While cold water and swimming seem to relieve stress, it’s not known if cold plunging alone would have the same impact — or if it’s the addition of exercise that makes this beneficial.
Claim 6: It cools you down.
Because of the temperature of the water, cold plunging does help you cool down after a hot, sweaty workout.
“It’s a faster cool down than if you’re just in the ambient air. Being in a cold environment can decrease your body temperature faster,” Zaslow said.
Zaslow said this is important if you’re overheated, and cold plunges can be a good treatment for things like heat stroke. As for just cooling you down after a workout, experts aren’t sure how important that is.
“I don’t believe that there’s been any studies that showed whether cooling down faster in a non-overheated setting really made any difference in other outcomes,” Zaslow said.
If you do try cold plunging, be careful.
“People should remember that extreme temperature changes are a stress on the body. If you have underlying health conditions, the stress of the cold temperature can affect your heart rate, breathing and blood pressure in negative ways,” Whyte said.

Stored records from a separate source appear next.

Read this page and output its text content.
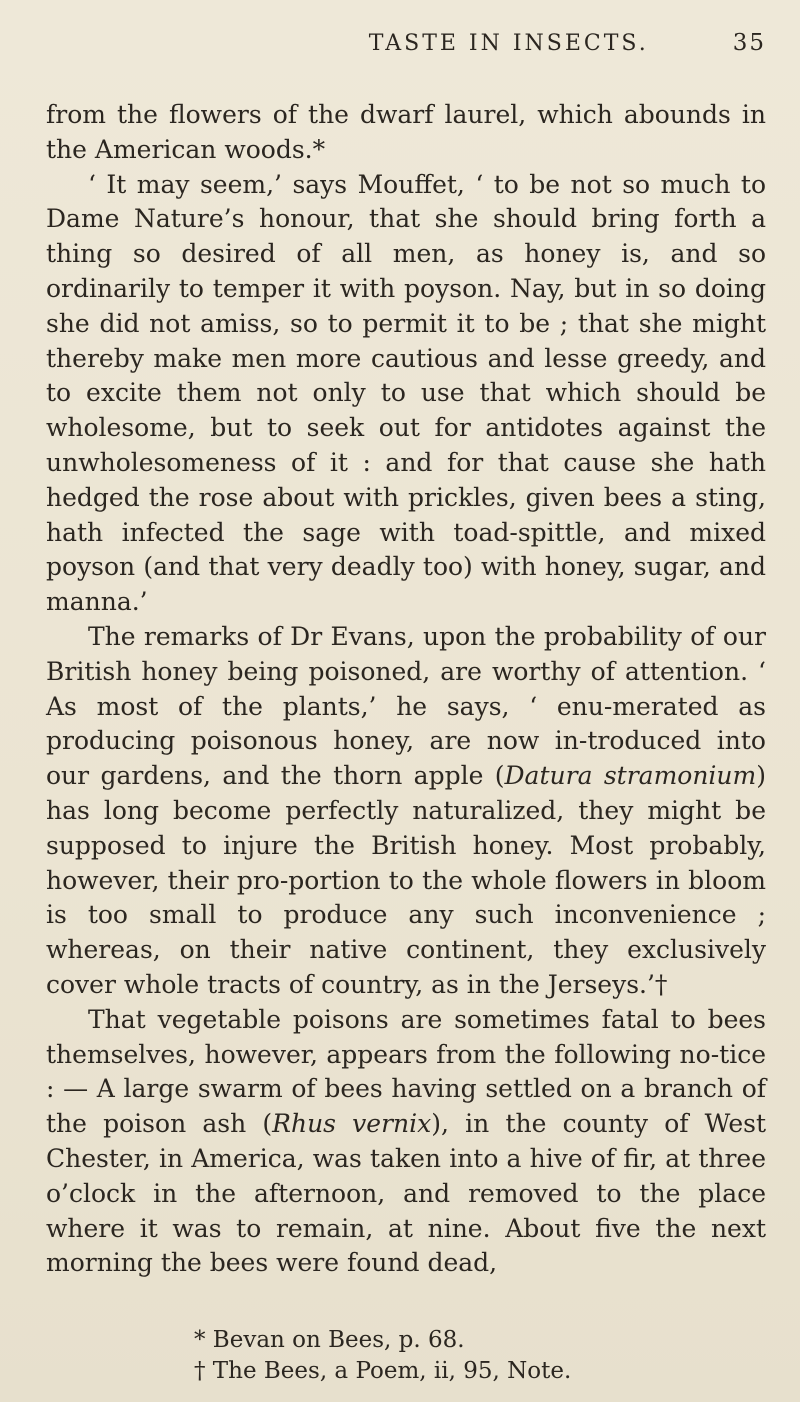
TASTE IN INSECTS.	35

from the flowers of the dwarf laurel, which abounds in the American woods.*

‘ It may seem,’ says Mouffet, ‘ to be not so much to Dame Nature’s honour, that she should bring forth a thing so desired of all men, as honey is, and so ordinarily to temper it with poyson. Nay, but in so doing she did not amiss, so to permit it to be ; that she might thereby make men more cautious and lesse greedy, and to excite them not only to use that which should be wholesome, but to seek out for antidotes against the unwholesomeness of it : and for that cause she hath hedged the rose about with prickles, given bees a sting, hath infected the sage with toad-spittle, and mixed poyson (and that very deadly too) with honey, sugar, and manna.’

The remarks of Dr Evans, upon the probability of our British honey being poisoned, are worthy of attention. ‘ As most of the plants,’ he says, ‘ enu-merated as producing poisonous honey, are now in-troduced into our gardens, and the thorn apple (Datura stramonium) has long become perfectly naturalized, they might be supposed to injure the British honey. Most probably, however, their pro-portion to the whole flowers in bloom is too small to produce any such inconvenience ; whereas, on their native continent, they exclusively cover whole tracts of country, as in the Jerseys.’†

That vegetable poisons are sometimes fatal to bees themselves, however, appears from the following no-tice : — A large swarm of bees having settled on a branch of the poison ash (Rhus vernix), in the county of West Chester, in America, was taken into a hive of fir, at three o’clock in the afternoon, and removed to the place where it was to remain, at nine. About five the next morning the bees were found dead,

* Bevan on Bees, p. 68.
† The Bees, a Poem, ii, 95, Note.
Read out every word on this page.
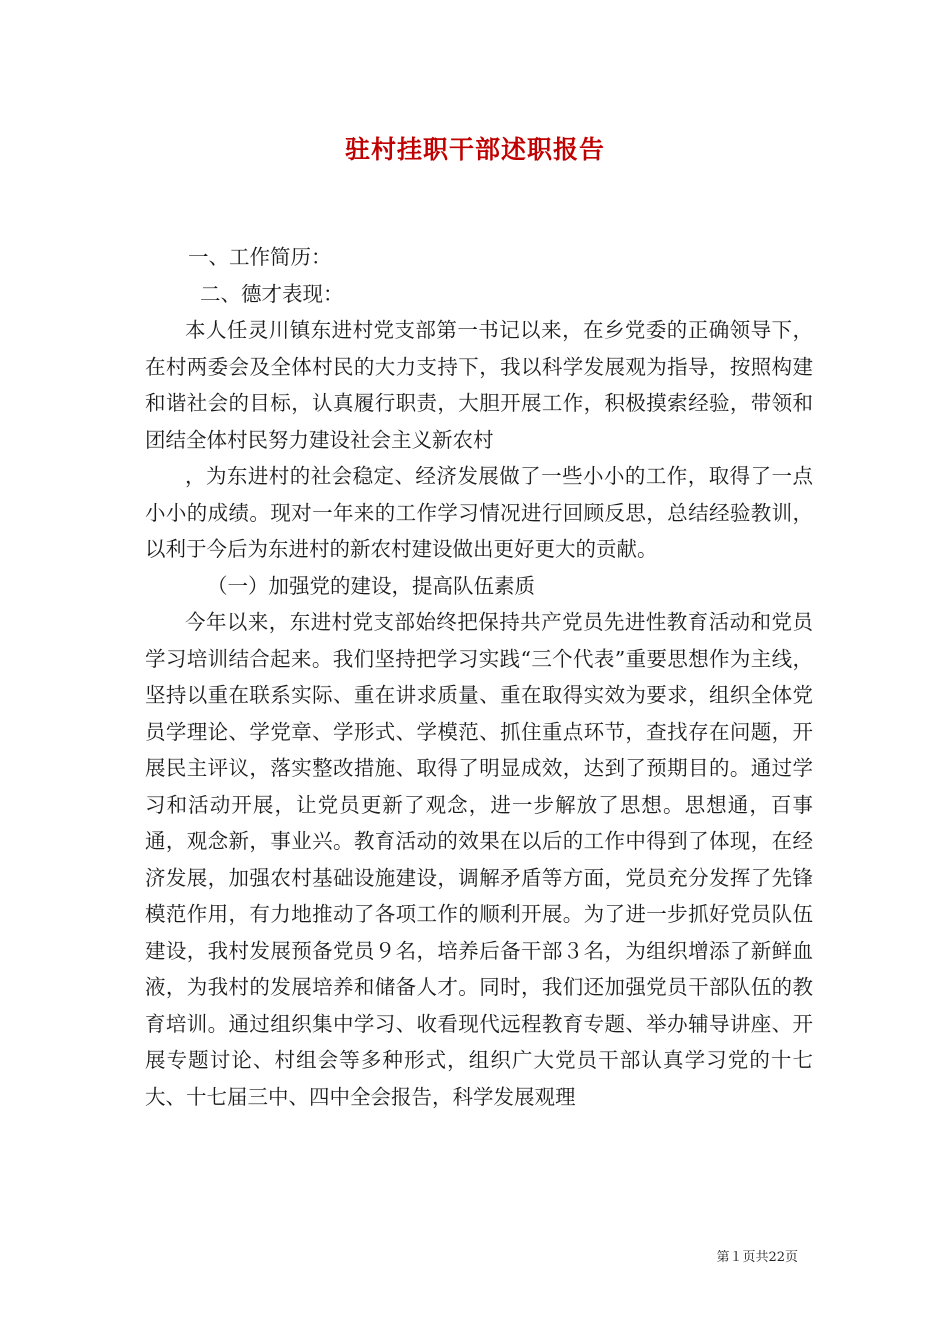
驻村挂职干部述职报告

一、工作简历：

二、德才表现：

本人任灵川镇东进村党支部第一书记以来，在乡党委的正确领导下，在村两委会及全体村民的大力支持下，我以科学发展观为指导，按照构建和谐社会的目标，认真履行职责，大胆开展工作，积极摸索经验，带领和团结全体村民努力建设社会主义新农村

，为东进村的社会稳定、经济发展做了一些小小的工作，取得了一点小小的成绩。现对一年来的工作学习情况进行回顾反思，总结经验教训，以利于今后为东进村的新农村建设做出更好更大的贡献。

（一）加强党的建设，提高队伍素质

今年以来，东进村党支部始终把保持共产党员先进性教育活动和党员学习培训结合起来。我们坚持把学习实践“三个代表”重要思想作为主线，坚持以重在联系实际、重在讲求质量、重在取得实效为要求，组织全体党员学理论、学党章、学形式、学模范、抓住重点环节，查找存在问题，开展民主评议，落实整改措施、取得了明显成效，达到了预期目的。通过学习和活动开展，让党员更新了观念，进一步解放了思想。思想通，百事通，观念新，事业兴。教育活动的效果在以后的工作中得到了体现，在经济发展，加强农村基础设施建设，调解矛盾等方面，党员充分发挥了先锋模范作用，有力地推动了各项工作的顺利开展。为了进一步抓好党员队伍建设，我村发展预备党员９名，培养后备干部３名，为组织增添了新鲜血液，为我村的发展培养和储备人才。同时，我们还加强党员干部队伍的教育培训。通过组织集中学习、收看现代远程教育专题、举办辅导讲座、开展专题讨论、村组会等多种形式，组织广大党员干部认真学习党的十七大、十七届三中、四中全会报告，科学发展观理

第１页共22页
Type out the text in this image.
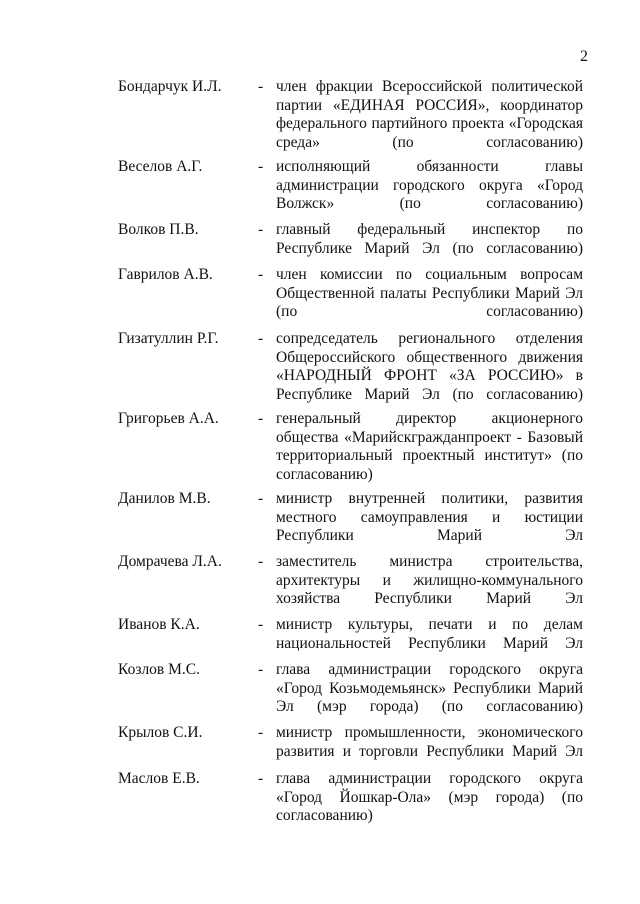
2
Бондарчук И.Л. - член фракции Всероссийской политической партии «ЕДИНАЯ РОССИЯ», координатор федерального партийного проекта «Городская среда» (по согласованию)
Веселов А.Г.	- исполняющий обязанности главы администрации городского округа «Город Волжск» (по согласованию)
Волков П.В.	- главный федеральный инспектор по Республике Марий Эл (по согласованию)
Гаврилов А.В.	- член комиссии по социальным вопросам Общественной палаты Республики Марий Эл (по согласованию)
Гизатуллин Р.Г.	- сопредседатель регионального отделения Общероссийского общественного движения «НАРОДНЫЙ ФРОНТ «ЗА РОССИЮ» в Республике Марий Эл (по согласованию)
Григорьев А.А.	- генеральный директор акционерного общества «Марийскгражданпроект - Базовый территориальный проектный институт» (по согласованию)
Данилов М.В.	- министр внутренней политики, развития местного самоуправления и юстиции Республики Марий Эл
Домрачева Л.А. - заместитель министра строительства, архитектуры и жилищно-коммунального хозяйства Республики Марий Эл
Иванов К.А.	- министр культуры, печати и по делам национальностей Республики Марий Эл
Козлов М.С.	- глава администрации городского округа «Город Козьмодемьянск» Республики Марий Эл (мэр города) (по согласованию)
Крылов С.И.	- министр промышленности, экономического развития и торговли Республики Марий Эл
Маслов Е.В.	- глава администрации городского округа «Город Йошкар-Ола» (мэр города) (по согласованию)
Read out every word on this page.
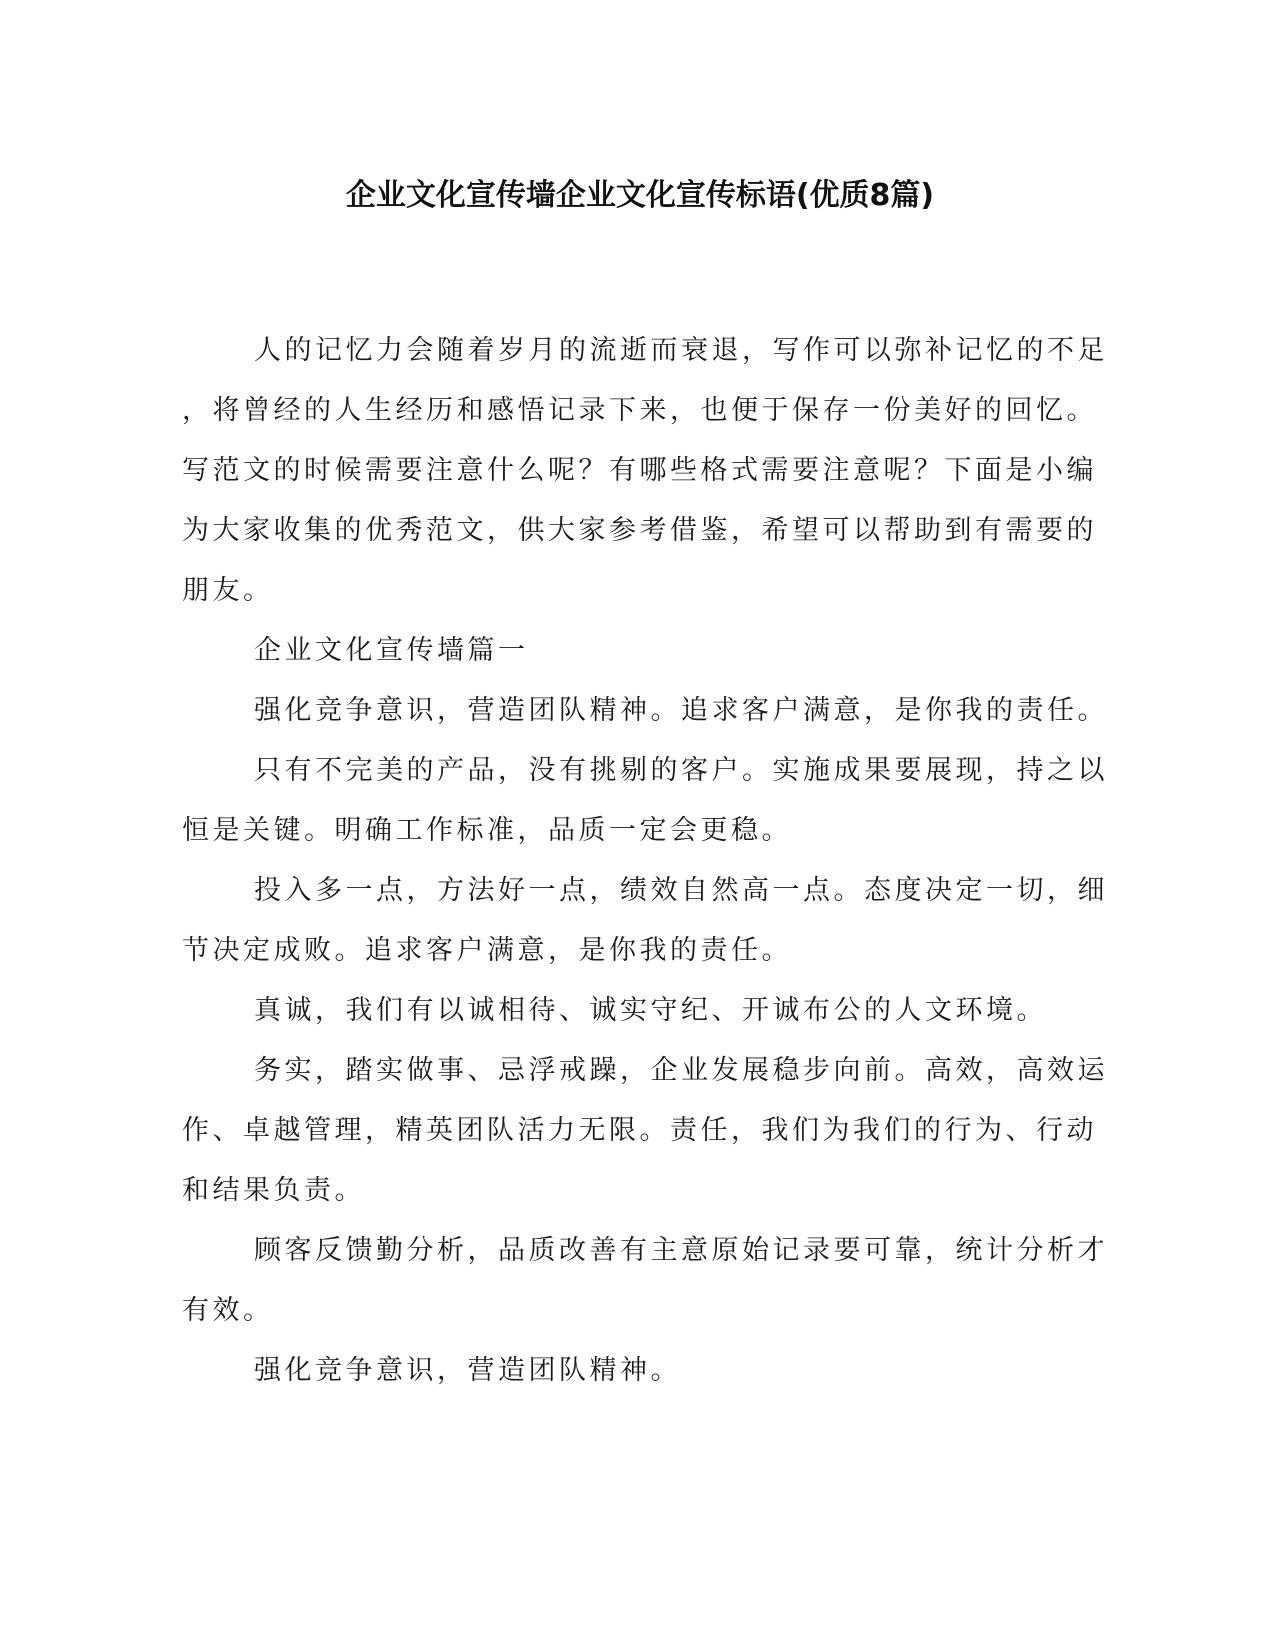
企业文化宣传墙企业文化宣传标语(优质8篇)

人的记忆力会随着岁月的流逝而衰退，写作可以弥补记忆的不足

，将曾经的人生经历和感悟记录下来，也便于保存一份美好的回忆。

写范文的时候需要注意什么呢？有哪些格式需要注意呢？下面是小编

为大家收集的优秀范文，供大家参考借鉴，希望可以帮助到有需要的

朋友。

企业文化宣传墙篇一

强化竞争意识，营造团队精神。追求客户满意，是你我的责任。

只有不完美的产品，没有挑剔的客户。实施成果要展现，持之以

恒是关键。明确工作标准，品质一定会更稳。

投入多一点，方法好一点，绩效自然高一点。态度决定一切，细

节决定成败。追求客户满意，是你我的责任。

真诚，我们有以诚相待、诚实守纪、开诚布公的人文环境。

务实，踏实做事、忌浮戒躁，企业发展稳步向前。高效，高效运

作、卓越管理，精英团队活力无限。责任，我们为我们的行为、行动

和结果负责。

顾客反馈勤分析，品质改善有主意原始记录要可靠，统计分析才

有效。

强化竞争意识，营造团队精神。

He compared cold plunging with exercise and said the two can have the same impact in some ways, but, like exercise, different people require different fitness regimens because of underlying health conditions.
And there are a few other safety tips to keep in mind if you’re interested in trying the trend out: “Don’t do a cold plunge alone, and certainly not longer than a few minutes, if you are new to it,” Whyte added.
There are other ways to achieve cold plunging’s alleged benefits.
“It’s important to know that the benefits — although widely discussed on social media — have not been backed by science,” Whyte said. Folks (and the cold plunge spas that are opening across the country) are probably exaggerating the benefits of this practice.
“I don’t think that we really have a lot of hard evidence at this time,” Zaslow added.
Instead of turning to cold plunging, Zaslow recommends good old-fashioned exercise to help you achieve some of the same perks. “We know that exercise helps with sleep, weight loss, stress management, all of those things … and even pain management with certain components,” Zaslow said.
Instead of cold plunging, she said she emphasizes exercise because of the science-backed benefits that fitness brings. And, as far as cold plunging, more research is needed before the benefits can be solidified.